Ces mécanismes innovants participent d’une transformation des modes de régulation que les chercheurs associent à la montée d’une régulation dite hybride. Le concept de régulation hybride décrit les nouvelles configurations d’un système régulatoire où l’État et la réglementation traditionnelle ne sont plus le seul pôle reconnu de normativité : la norme émerge d’enceintes civiles et économiques, si bien que la régulation est désormais portée par une multiplicité d’acteurs, ce qui soulève notamment une problématique de légitimité. Dans cette nouvelle configuration, l’effectivité peut dépendre de la participation en amont des acteurs concernés comme d’un recours aux mécanismes de marché (permis échangeables, fiscalité incitative…). Par ailleurs, une nouvelle génération de normes procédurales cherchent à tirer profit d’une dynamique civile nourrie par des obligations de transparence. Enfin, la régulation hybride articule la norme obligatoire et la norme volontaire, et réinterprète les rapports entre les droits national et international.

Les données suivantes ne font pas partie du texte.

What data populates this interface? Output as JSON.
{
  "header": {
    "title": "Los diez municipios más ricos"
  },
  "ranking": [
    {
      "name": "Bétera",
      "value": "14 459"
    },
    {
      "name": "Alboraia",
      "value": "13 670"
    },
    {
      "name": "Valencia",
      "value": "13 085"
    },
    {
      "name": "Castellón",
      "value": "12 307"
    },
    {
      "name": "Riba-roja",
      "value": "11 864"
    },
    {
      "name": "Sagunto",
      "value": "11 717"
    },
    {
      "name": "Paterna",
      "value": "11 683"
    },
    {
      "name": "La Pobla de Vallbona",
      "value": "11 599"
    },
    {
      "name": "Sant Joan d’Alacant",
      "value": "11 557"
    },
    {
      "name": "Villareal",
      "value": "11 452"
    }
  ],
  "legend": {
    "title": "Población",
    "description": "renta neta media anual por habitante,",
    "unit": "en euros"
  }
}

Mais au delà de sa nature hybride, la régulation s’incarne aussi dans la forme même qui est donnée aux principaux acteurs économiques : les chercheurs de la Chaire de responsabilité sociale et de développement durable envisagent l’entreprise à partir du concept d’entreprise-institution pour faire écho à la nature évolutive de ses règles constitutives. En dialogue avec les travaux d’économistes, de juristes et de sociologues, les chercheurs analysent l’entreprise comme une construction historique, juridique et sociale à travers laquelle une société organise son activité productive, en répartit les risques et les retombées et distribue les responsabilités avec l’appui d’une certaine idéologie du progrès et du pouvoir légitime. Cette perspective décompose une entreprise trop souvent envisagée comme un donné et permet d’analyser les ressorts et les conséquences de sa formalisation juridique, qu’il s’agisse du périmètre de sa responsabilité, des principes de sa gouvernance, ou des règles comptables en regard desquelles sont comptabilisés les bénéfices, mais aussi occultés les passifs qu’assument des tiers. Le système juridique, et plus précisément les lois constitutives des entreprises formalisées en corporations, propose une articulation entre intérêts privés, collectifs et généraux ; ainsi se forme un cadre où peuvent, ou non, se déployer des initiatives gestionnaires et individuelles en harmonie avec les besoins de la société. C’est précisément le cadre actuel que questionne le mouvement de la responsabilité sociale de l’entreprise, compte tenu des défis que le développement durable pose à nos économies.
Note 1: Ce texte reprend les idées développées dans l’allocution de la titulaire prononcée à l’occasion de la cérémonie soulignant les 10 ans de la Chaire de responsabilité sociale et de développement durable de l’École des sciences de la gestion de l’UQAM, le 6 février 2013 à Montréal.